Kaybedilmiş 45 dakikalar
Fenerbahçe’nin sezon başından bu yana oynadığı maçlarından üç, bilemediniz beşini kenara koyalım kalan tüm maçların ilk 45 dakikası Jose Mourinho’nun fantezileri nedeniyle çöpe gitti. Mourinho bu kaybedilmiş 45 dakikalarda fanteziler deniyor. Olmadık oyuncuları, olmadık pozisyonlarda görevlendiriyor, antrenmanlarda yapılması gereken sistem denemelerini maçlarda yapıyor. Böyle olunca da maçların 45 dakikalarında Fenerbahçe camiası ölüp ölüp diriliyor.
Tamam sakatlık ya da cezalar nedeniyle yani zorunluluktan Szymanski’den sol kanat beki yaratabilirsiniz, genç Yusuf’u stopere koyabilirsiniz. Bunlara kimsenin itirazı olmaz. Hele bir de o maçta amacınız beraberlikse tercihiniz alkış da alabilir... Ancak eğer Göztepe ile puan maçı oynuyorsanız, rakibiniz aradaki farkı 9’a çıkarmış ise, hem en sağlam hem de en doğru oyuncularla sahaya çıkarsınız. Bakın bir Kostic ve Maximin değişikliği yani orjinale dönüş, giden maçı ve özellikle de kızgın seyirciyi geri getirdi. Mourinho’nun benim için tam anlamıyla fantezi olan bu tercihlerini anlamakta zorluk çekiyorum. Sadece ben değil Fenerbahçeli futbolcular da bu sıkıntıyı çok daha yüksek seviyede çekiyorlardır.
Kaybedilmiş ilk 45 dakikada panik içinde oyunu üç stoper üzerinden kabul eden, ellerin ayaklara dolaştığı bir Fenerbahçe izledik. Göztepe bu bölümde mükemmel oynadı. Yarı sahadan başlattığı baskıyı çok yüksek seviyede bir disiplinle uyguladı, sarı-lacivertlileri hataya zorladı. Hatayı yapan Amrabat oldu ve ilk yarı Göztepe’nin kaçırdıkları, Fenerbahçe’nin korkak oyunu üzerine tartışmalarla tamamlandı.

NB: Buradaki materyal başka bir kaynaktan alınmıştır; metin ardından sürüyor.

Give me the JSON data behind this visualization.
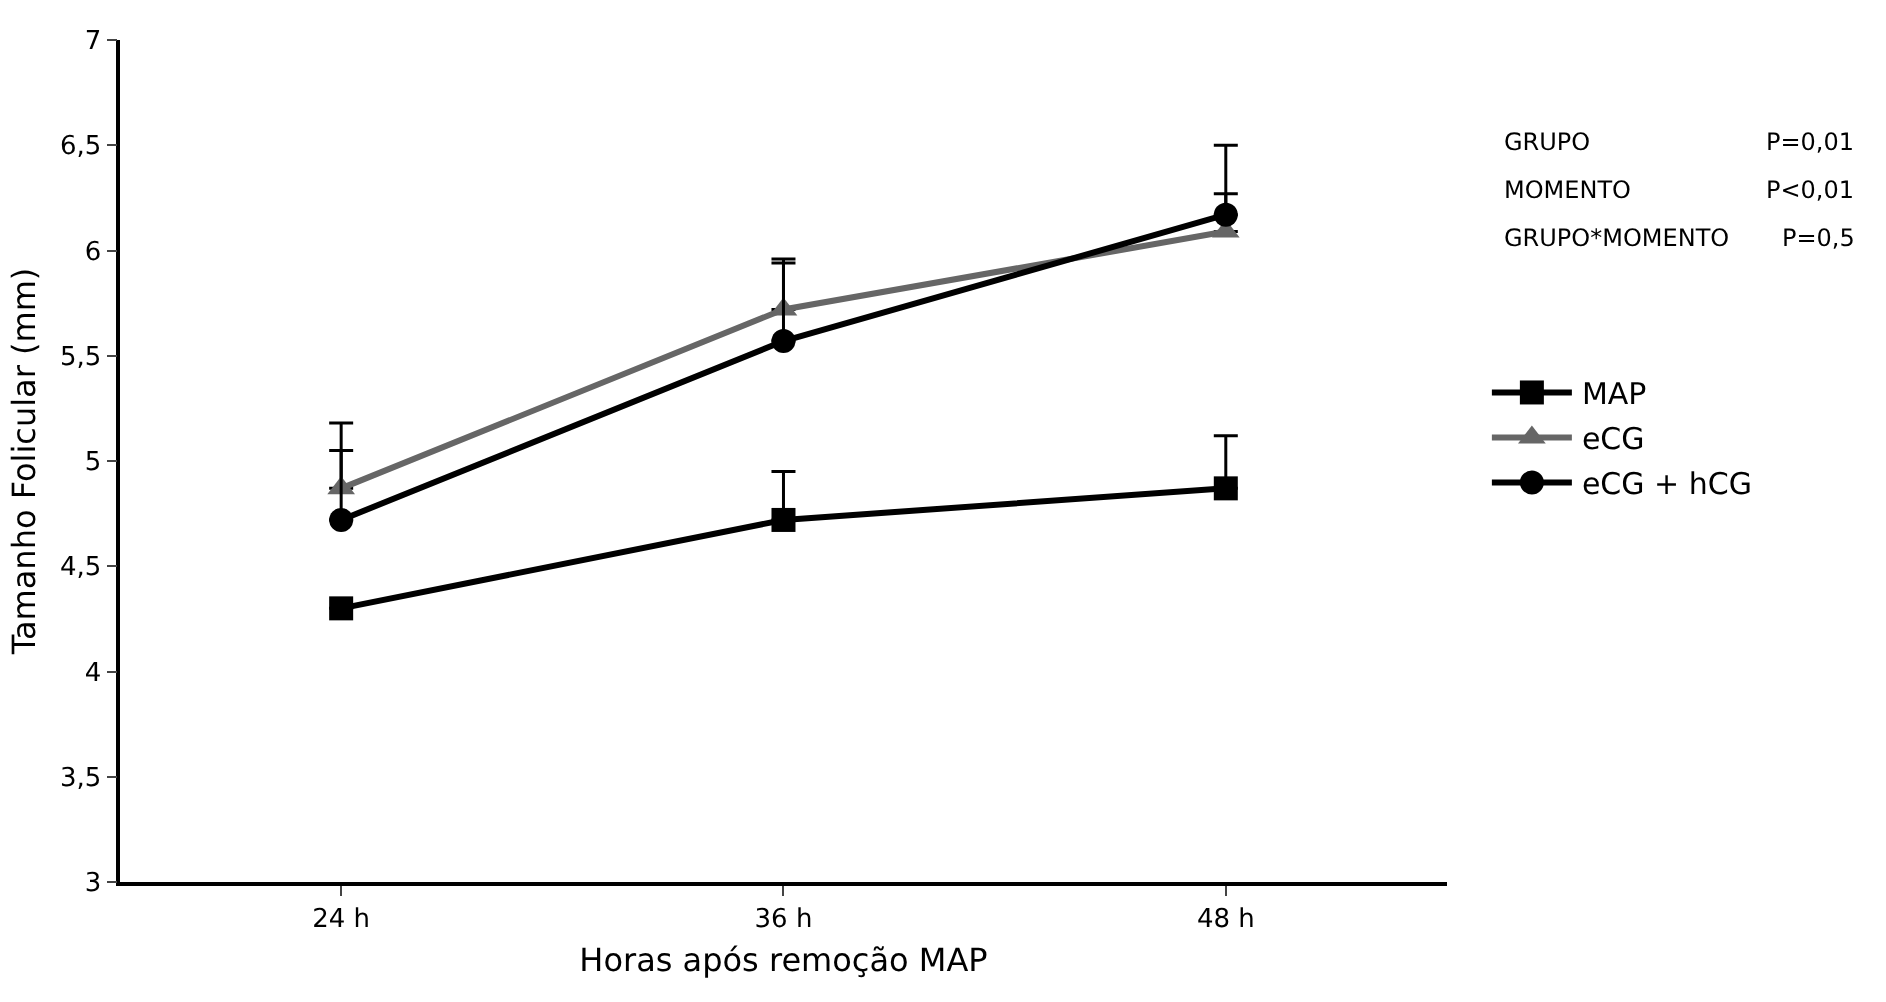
{
  "chart_data": {
    "type": "line",
    "xlabel": "Horas após remoção MAP",
    "ylabel": "Tamanho Folicular (mm)",
    "categories": [
      "24 h",
      "36 h",
      "48 h"
    ],
    "series": [
      {
        "name": "MAP",
        "color": "#000000",
        "marker": "square",
        "values": [
          4.3,
          4.72,
          4.87
        ],
        "errors": [
          null,
          [
            4.72,
            4.95
          ],
          [
            4.87,
            5.12
          ]
        ]
      },
      {
        "name": "eCG",
        "color": "#666666",
        "marker": "triangle",
        "values": [
          4.87,
          5.72,
          6.09
        ],
        "errors": [
          [
            4.87,
            5.18
          ],
          [
            5.72,
            5.96
          ],
          [
            6.09,
            6.27
          ]
        ]
      },
      {
        "name": "eCG + hCG",
        "color": "#000000",
        "marker": "circle",
        "values": [
          4.72,
          5.57,
          6.17
        ],
        "errors": [
          [
            4.72,
            5.05
          ],
          [
            5.57,
            5.94
          ],
          [
            6.17,
            6.5
          ]
        ]
      }
    ],
    "ylim": [
      3,
      7
    ],
    "yticks": [
      {
        "value": 3,
        "label": "3"
      },
      {
        "value": 3.5,
        "label": "3,5"
      },
      {
        "value": 4,
        "label": "4"
      },
      {
        "value": 4.5,
        "label": "4,5"
      },
      {
        "value": 5,
        "label": "5"
      },
      {
        "value": 5.5,
        "label": "5,5"
      },
      {
        "value": 6,
        "label": "6"
      },
      {
        "value": 6.5,
        "label": "6,5"
      },
      {
        "value": 7,
        "label": "7"
      }
    ],
    "legend": "right",
    "line_style": "solid",
    "annotations": [
      "GRUPO",
      "P=0,01",
      "MOMENTO",
      "P<0,01",
      "GRUPO*MOMENTO",
      "P=0,5"
    ]
  }
}
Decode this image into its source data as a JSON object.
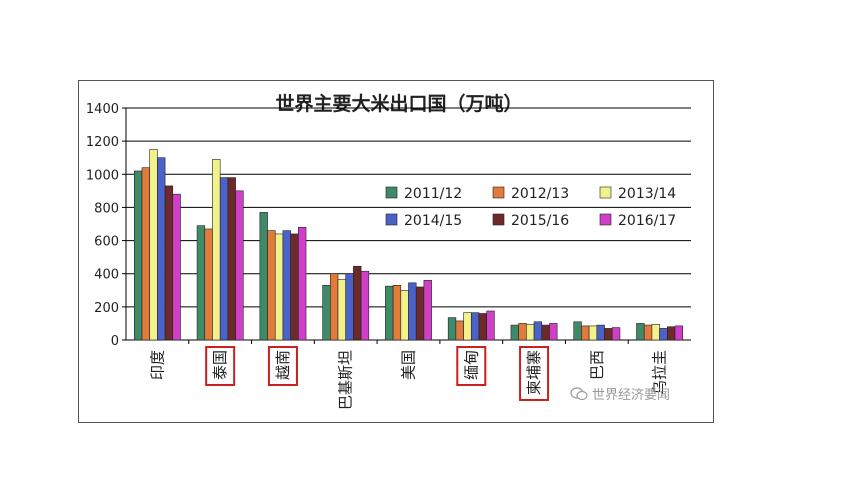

İkinci yarı soyunma odasından başka bir Fenerbahçe geldi. Öyle bir başlangıç yaptılar ki, anlatılmaz yaşanır. On dakikaya üç gol sığdırdı sarı-lacivertli ekip, ikinci yarının 20. dakikası dolduğundaysa attığı kadar da kaçırmıştı. Sonrası malum. Galibiyeti koruma, yorgunları dinlendirme ve zaman çalma ile geçti ve Fenerbahçe de içinde olağanüstü dersler olan sezonun en kritik üç puanını aldı.
Bu maçın yıldızı tartışmasız En Nesyri’dir. Mükemmel iki gol attı. Ama oyunda kaldığı sürenin tamamında en çok direnen, en çok koşan ve en çok isteyen de oydu. Bence En Nesyri, Fenerbahçe’nin kendisine yaptığı yatırımın doğru olduğunu artık kanıtladı. Bundan sonrası için En Nesyri günleri dersek abartmış olmayız.